I was wondering why Iterator::map takes a closure that has a value as argument instead of a reference, then I gave a look into the code and I found out that it’s because Option::map (that is used internally) takes self instead of &self .
Anyway I cannot understand the reason of this choice. Why we want to move the value when we use map?
Generally speaking there is some guideline/good practice to decide when is better to prefer passing by reference or value?

Thank you.


#2

If Option methods don’t take self by value, then it’s impossible to call any methods on the inner value that take self by value. Option provides an as_ref method to allow callers to choose not to consume the inner value instead, on an as-needed basis.


#3

Your point makes sense, now I think I have understood. Thank you.

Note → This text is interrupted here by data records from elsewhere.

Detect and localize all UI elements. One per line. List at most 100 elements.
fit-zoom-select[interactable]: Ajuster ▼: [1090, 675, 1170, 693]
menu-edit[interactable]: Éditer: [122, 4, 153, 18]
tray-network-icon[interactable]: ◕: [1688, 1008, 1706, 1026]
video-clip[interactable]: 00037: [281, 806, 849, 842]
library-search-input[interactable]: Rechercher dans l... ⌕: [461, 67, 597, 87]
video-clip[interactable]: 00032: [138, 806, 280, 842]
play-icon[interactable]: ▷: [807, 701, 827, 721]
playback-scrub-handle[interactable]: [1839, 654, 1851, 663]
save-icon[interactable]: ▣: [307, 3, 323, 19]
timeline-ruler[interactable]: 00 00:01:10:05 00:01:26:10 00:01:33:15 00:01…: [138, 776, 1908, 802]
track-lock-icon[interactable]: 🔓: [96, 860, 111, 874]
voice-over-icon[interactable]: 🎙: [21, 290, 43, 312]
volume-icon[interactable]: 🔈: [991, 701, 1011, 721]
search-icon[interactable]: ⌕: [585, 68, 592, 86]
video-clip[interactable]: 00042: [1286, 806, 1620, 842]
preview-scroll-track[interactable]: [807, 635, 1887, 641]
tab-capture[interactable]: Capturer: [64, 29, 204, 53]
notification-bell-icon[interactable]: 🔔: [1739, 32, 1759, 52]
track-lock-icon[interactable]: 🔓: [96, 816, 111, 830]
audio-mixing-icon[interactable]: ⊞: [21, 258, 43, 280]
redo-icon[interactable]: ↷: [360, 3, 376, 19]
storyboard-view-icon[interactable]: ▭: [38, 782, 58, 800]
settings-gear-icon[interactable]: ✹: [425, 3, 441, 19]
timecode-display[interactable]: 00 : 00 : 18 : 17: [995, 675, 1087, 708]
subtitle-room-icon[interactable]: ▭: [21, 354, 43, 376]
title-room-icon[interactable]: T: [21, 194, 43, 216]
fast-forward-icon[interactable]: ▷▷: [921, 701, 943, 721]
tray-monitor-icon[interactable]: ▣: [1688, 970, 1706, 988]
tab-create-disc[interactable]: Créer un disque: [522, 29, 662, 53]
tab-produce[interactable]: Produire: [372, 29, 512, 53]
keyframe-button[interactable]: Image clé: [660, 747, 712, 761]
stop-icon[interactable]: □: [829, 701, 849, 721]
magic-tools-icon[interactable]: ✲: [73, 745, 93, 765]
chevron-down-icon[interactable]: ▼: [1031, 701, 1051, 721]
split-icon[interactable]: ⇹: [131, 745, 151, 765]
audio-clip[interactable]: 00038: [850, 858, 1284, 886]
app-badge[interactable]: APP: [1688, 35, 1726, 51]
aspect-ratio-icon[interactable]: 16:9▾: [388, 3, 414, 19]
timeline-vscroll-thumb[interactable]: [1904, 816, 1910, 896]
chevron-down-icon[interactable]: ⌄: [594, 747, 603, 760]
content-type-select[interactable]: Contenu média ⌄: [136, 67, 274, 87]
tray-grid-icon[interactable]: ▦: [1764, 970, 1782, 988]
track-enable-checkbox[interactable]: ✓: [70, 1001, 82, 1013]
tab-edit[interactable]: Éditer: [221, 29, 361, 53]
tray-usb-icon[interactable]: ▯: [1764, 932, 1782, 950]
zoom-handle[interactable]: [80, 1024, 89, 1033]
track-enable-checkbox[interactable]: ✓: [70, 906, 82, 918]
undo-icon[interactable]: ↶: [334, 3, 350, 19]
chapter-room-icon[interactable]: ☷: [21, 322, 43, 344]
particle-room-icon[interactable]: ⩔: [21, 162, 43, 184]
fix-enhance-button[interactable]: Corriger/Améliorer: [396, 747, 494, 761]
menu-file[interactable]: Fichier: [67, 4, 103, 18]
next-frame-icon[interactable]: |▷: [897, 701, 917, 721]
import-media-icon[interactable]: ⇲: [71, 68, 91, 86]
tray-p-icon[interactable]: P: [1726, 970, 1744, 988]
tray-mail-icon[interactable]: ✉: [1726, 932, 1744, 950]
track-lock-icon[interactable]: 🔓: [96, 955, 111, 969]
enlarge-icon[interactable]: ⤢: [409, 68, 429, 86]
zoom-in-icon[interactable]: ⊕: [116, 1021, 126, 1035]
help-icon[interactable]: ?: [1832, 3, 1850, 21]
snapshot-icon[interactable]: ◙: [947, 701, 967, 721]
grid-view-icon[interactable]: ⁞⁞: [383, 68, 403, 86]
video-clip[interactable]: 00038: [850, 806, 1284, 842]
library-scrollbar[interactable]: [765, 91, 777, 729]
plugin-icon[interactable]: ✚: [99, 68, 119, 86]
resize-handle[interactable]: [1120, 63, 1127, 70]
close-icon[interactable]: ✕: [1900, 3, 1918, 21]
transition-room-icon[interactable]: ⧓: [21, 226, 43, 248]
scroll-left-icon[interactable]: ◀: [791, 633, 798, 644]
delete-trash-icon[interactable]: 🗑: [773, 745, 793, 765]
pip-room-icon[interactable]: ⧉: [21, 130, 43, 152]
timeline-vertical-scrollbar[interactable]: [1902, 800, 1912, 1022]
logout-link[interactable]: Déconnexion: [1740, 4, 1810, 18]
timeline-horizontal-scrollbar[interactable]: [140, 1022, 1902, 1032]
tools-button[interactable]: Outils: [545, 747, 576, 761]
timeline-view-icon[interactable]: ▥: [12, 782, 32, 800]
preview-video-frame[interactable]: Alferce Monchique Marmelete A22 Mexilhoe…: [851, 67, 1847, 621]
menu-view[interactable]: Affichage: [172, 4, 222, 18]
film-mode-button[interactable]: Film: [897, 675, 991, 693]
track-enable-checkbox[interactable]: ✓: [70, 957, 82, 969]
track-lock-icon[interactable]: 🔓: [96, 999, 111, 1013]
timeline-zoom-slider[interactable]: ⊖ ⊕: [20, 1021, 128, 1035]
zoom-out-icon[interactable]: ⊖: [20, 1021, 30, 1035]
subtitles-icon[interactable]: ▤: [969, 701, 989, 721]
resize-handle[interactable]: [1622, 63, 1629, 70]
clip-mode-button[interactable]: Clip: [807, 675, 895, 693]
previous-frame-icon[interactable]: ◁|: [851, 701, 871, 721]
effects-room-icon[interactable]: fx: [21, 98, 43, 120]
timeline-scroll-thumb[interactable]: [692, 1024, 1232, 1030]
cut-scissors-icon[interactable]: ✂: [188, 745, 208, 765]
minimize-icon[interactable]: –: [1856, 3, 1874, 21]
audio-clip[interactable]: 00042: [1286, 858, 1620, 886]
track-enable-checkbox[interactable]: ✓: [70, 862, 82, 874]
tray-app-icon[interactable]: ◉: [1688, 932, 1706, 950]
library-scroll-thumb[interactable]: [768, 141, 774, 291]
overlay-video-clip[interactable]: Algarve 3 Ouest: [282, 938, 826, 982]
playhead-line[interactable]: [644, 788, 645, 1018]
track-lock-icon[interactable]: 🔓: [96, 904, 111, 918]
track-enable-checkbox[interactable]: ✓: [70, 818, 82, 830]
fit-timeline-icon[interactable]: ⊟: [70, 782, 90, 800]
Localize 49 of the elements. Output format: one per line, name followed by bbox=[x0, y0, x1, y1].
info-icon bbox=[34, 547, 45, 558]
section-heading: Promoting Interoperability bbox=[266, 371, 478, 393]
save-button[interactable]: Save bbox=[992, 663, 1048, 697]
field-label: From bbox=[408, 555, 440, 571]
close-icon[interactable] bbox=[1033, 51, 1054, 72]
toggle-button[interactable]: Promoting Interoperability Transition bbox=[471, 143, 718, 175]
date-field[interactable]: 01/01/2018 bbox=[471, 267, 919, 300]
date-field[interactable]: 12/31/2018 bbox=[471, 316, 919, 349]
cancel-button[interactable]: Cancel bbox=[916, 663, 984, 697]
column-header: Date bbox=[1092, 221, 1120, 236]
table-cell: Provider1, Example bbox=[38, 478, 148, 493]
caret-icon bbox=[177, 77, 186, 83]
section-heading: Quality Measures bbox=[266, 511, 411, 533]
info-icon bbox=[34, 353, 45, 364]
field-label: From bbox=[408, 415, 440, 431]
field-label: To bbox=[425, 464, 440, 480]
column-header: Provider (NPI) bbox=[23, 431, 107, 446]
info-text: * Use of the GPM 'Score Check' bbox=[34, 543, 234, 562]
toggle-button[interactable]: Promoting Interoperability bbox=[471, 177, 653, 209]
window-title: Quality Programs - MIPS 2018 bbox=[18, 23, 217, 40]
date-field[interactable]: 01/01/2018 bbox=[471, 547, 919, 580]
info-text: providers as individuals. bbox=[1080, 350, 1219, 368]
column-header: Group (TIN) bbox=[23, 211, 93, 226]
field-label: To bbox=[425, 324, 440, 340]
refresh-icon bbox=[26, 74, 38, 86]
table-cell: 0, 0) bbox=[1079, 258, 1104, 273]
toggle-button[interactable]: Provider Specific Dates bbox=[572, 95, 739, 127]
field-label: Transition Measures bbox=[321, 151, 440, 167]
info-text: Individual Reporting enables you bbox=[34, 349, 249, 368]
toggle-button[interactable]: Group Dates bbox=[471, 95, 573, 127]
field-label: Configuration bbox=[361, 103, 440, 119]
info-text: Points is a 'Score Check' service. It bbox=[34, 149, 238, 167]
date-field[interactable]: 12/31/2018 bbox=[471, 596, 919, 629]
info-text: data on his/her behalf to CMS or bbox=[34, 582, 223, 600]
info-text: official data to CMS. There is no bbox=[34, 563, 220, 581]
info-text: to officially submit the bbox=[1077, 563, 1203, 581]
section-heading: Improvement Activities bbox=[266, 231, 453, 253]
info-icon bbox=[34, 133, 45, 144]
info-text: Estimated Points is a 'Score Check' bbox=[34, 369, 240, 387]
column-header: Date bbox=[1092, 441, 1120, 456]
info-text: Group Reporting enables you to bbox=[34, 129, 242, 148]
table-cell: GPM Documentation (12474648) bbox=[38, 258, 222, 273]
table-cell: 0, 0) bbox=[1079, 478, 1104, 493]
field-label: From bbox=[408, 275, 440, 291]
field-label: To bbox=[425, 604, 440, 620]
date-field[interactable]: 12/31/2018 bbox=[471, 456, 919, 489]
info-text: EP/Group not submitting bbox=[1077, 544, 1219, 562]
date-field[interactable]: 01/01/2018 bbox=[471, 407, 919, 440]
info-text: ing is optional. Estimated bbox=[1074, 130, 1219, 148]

Anyway I was thinking that it is true since we want to avoid forcing that generic type derives the Copy trait, otherwise it would possible providing a reference. Let me explain better with the following example:

#[derive(Debug, Copy, Clone)]
// Useless enum... Just to prove my point
enum MyOption<T> where T: Copy {
    Some(T),
}

#[derive(Debug, Copy, Clone)]
struct Foo(i32);

impl <T> MyOption<T> {
    fn map(&self) -> T where T: Copy {
        let option = *self;
        match option {
            MyOption::Some(x) => x,
        }
    }
}

fn main() {
    let opt0 = MyOption::Some(5);
    let val0 = opt0.map();
    
    println!("{:?}", val0);
    
    let opt1 = MyOption::Some(Foo(10));
    let val1 = opt1.map();
    
    println!("{:?}", val1);
}

So assuring that the generic type implements the Copy trait we could provide a map method that accepts &self instead of self.
I know that is a quite pointless observation, but I just want to understand better the language. :relaxed:

Thank you.


#4

Iterator::map passing the value by value is the most flexible thing it can do (in increasing power for the closure: by shared reference &T, by mutable reference &mut T, by value T).

If passing by reference is necessary, the iterator you’re calling map on will be yielding its elements behind an reference, e.g. if some_slice: &[T], then some_slice.iter() is an Iterator<Item = &T>, not Iterator<Item = T>, so the closure passed to map takes arguments of type &T in this case.